Vagueio pela encosta escarpada indiferente à tempestade louca que me cerca pelo mar, céu e terra, e me encharca, gélida, o meu corpo. Os céus abrem-se em catadupa, vertendo cortinas rasgadas de água, e o vento ruge furioso em protesto tentando afugentá-las para longe.
A terra nega-se a absorver lágrimas copiosas e gera-lhe leitos sinuosos onde escorrem amalgamadas em rias. O mar enlouquecido brama as dores das entranhas recortadas pela falésia e, violento, recomeça um combate de desgaste, fúria incontida de dor que me absorve, ensurdecendo-me.
Sento-me nas fragas de equilíbrio frágil, observando a luta titânica da natureza em fúria, e mergulho no abismo de mim evocando memórias e sentimentos idos. Cada ribombar de trovão é o tambor que comanda a marcha de cenas trágicas, os raios iluminam o palco por instantes, e os fantasmas soltam-se embriagados.
No horizonte do mar de ondas gigantes vejo vultos de sereias, vogando, ágeis, que me acenam sinais desconhecidos, para mim, como as vozes emudecidas.

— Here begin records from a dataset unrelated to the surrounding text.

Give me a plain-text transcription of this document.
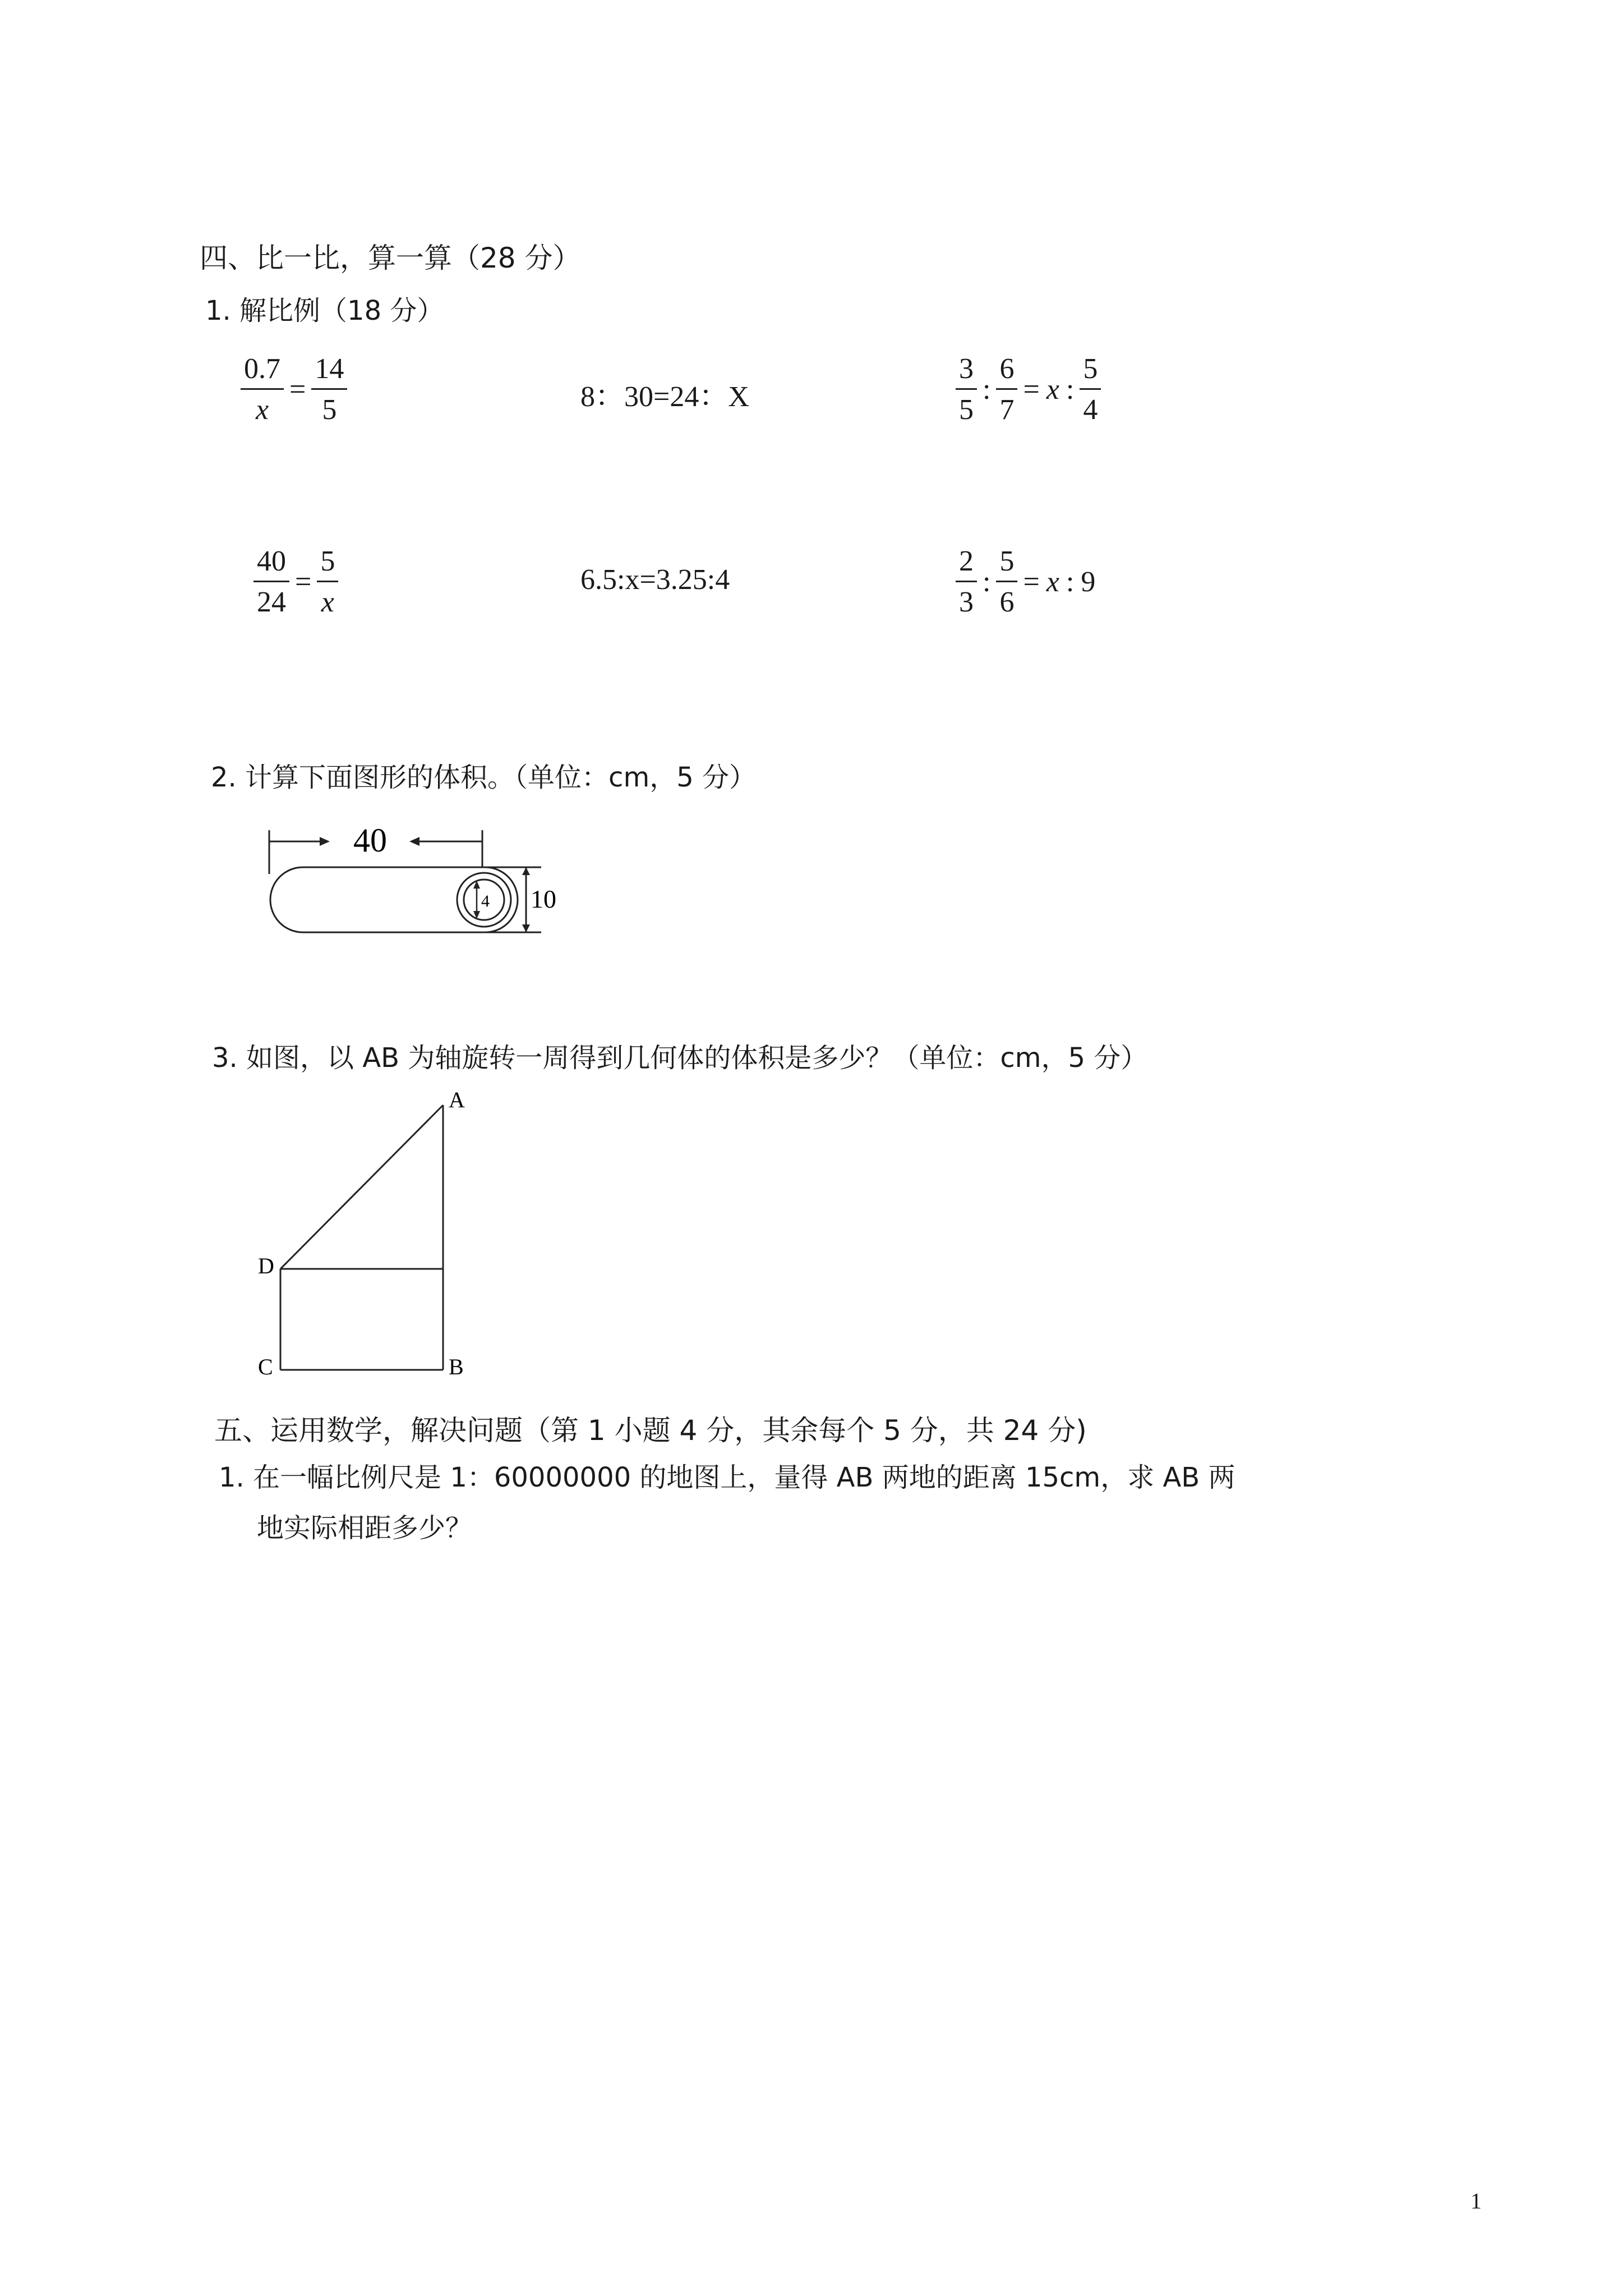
四、比一比，算一算（28 分）
1. 解比例（18 分）
$\frac{0.7}{x} = \frac{14}{5}$	8：30=24：X	$\frac{3}{5}$ : $\frac{6}{7} = x$ : $\frac{5}{4}$
$\frac{40}{24} = \frac{5}{x}$	6.5:x=3.25:4	$\frac{2}{3}$ : $\frac{5}{6} = x$ : 9
2. 计算下面图形的体积。（单位：cm，5 分）
40
4 10
3. 如图，以 AB 为轴旋转一周得到几何体的体积是多少？（单位：cm，5 分）
A
B
C
D
五、运用数学，解决问题（第 1 小题 4 分，其余每个 5 分，共 24 分)
1. 在一幅比例尺是 1：60000000 的地图上，量得 AB 两地的距离 15cm，求 AB 两
地实际相距多少？
1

Mais no alto, voam pelo breu celeste vultos transparentes que ascendem e caem velozes em arabescos irisados formando imaginadas linhas rituais.

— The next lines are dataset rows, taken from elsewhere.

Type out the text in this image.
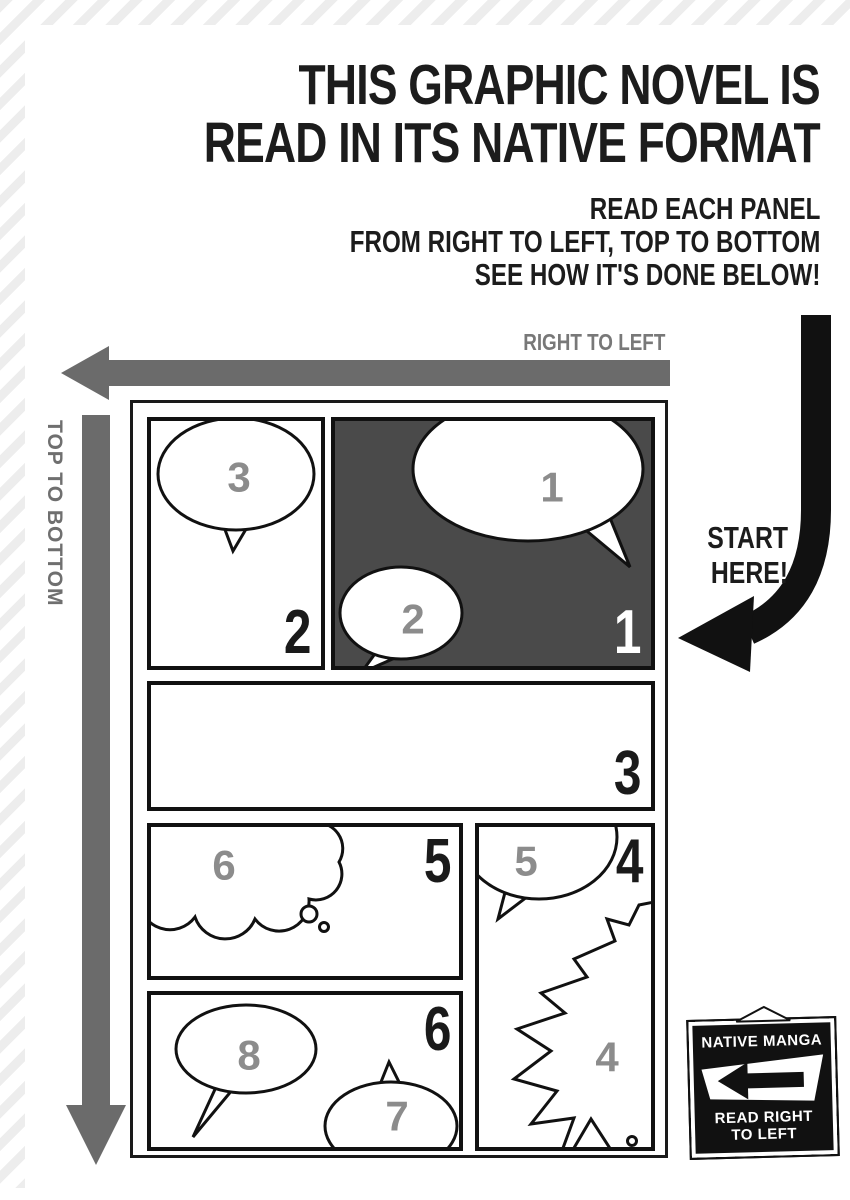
THIS GRAPHIC NOVEL IS
READ IN ITS NATIVE FORMAT
READ EACH PANEL
FROM RIGHT TO LEFT, TOP TO BOTTOM
SEE HOW IT'S DONE BELOW!
START
HERE!
RIGHT TO LEFT
TOP TO BOTTOM	3
2
1
2	1
3
6	5 5
4
4
8
7
6	NATIVE MANGA
READ RIGHT
TO LEFT
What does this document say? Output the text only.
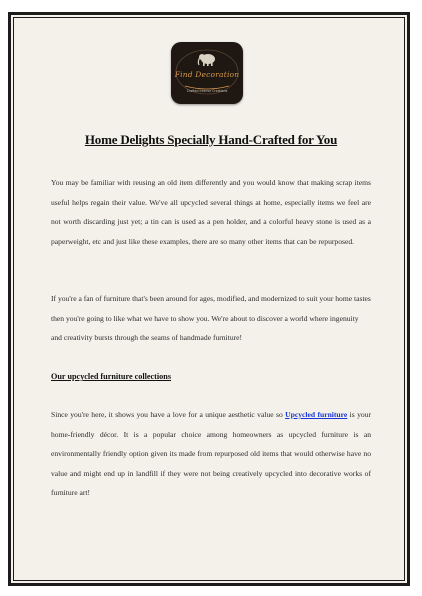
Find Decoration
Crafted Interior Creations
Home Delights Specially Hand-Crafted for You
You may be familiar with reusing an old item differently and you would know that making scrap items useful helps regain their value. We've all upcycled several things at home, especially items we feel are not worth discarding just yet; a tin can is used as a pen holder, and a colorful heavy stone is used as a paperweight, etc and just like these examples, there are so many other items that can be repurposed.
If you're a fan of furniture that's been around for ages, modified, and modernized to suit your home tastes then you're going to like what we have to show you. We're about to discover a world where ingenuity and creativity bursts through the seams of handmade furniture!
Our upcycled furniture collections
Since you're here, it shows you have a love for a unique aesthetic value so Upcycled furniture is your home-friendly décor. It is a popular choice among homeowners as upcycled furniture is an environmentally friendly option given its made from repurposed old items that would otherwise have no value and might end up in landfill if they were not being creatively upcycled into decorative works of furniture art!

Por entre o verde humedecido da terra surgem trepadoras ninfas da floresta que me enlaçam de heras sufocantes, negando-me a ousadia da morte fácil. Arrastam-me, indefeso, para a gruta fétida da minha mente em convulsão eminente, condenando-me ao meu cárcere interior, mais negro recortado de vermelho infernal.

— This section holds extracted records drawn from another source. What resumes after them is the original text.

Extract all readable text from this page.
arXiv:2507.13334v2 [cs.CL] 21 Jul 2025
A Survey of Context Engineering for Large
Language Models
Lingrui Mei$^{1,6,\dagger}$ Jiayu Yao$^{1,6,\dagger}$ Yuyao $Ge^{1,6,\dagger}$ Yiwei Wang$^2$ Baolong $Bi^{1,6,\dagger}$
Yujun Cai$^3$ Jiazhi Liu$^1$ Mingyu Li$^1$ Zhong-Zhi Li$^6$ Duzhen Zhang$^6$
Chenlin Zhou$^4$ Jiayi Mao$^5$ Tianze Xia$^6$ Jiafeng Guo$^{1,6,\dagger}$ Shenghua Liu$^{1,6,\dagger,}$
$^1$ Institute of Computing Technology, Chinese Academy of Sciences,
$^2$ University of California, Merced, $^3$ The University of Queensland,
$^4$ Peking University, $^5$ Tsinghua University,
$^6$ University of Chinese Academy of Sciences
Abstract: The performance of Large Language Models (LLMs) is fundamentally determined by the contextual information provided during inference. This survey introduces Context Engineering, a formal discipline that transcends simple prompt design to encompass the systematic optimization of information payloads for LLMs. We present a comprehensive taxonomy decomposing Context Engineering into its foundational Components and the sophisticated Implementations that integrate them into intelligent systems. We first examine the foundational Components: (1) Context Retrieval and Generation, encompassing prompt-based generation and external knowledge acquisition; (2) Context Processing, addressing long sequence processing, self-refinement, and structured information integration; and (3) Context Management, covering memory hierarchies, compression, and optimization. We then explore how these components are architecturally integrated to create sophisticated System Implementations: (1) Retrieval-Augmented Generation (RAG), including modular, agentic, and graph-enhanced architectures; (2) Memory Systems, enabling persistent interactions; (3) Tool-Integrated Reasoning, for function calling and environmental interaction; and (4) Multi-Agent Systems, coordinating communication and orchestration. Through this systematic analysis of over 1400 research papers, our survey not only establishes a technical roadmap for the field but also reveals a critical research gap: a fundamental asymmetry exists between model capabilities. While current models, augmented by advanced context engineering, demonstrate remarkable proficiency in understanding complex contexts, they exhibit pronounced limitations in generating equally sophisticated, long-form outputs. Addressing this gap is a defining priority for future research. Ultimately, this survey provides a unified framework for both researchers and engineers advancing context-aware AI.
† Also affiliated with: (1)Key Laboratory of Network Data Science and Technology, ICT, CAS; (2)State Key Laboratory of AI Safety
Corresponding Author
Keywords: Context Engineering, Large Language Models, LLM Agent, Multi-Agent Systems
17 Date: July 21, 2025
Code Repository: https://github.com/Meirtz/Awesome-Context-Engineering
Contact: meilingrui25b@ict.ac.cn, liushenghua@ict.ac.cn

Neste silêncio, que ecoa o temor de mim, cerro os olhos na desesperada tentativa de afastar os medos e as incontidas raivas que se destilam de cada poro de meu ser. Neste silêncio, sei da sublimação da musa, minha companheira de má-sorte, em vida atribulada pelo meu desespero galopante de me negar a ser o seu patético poeta.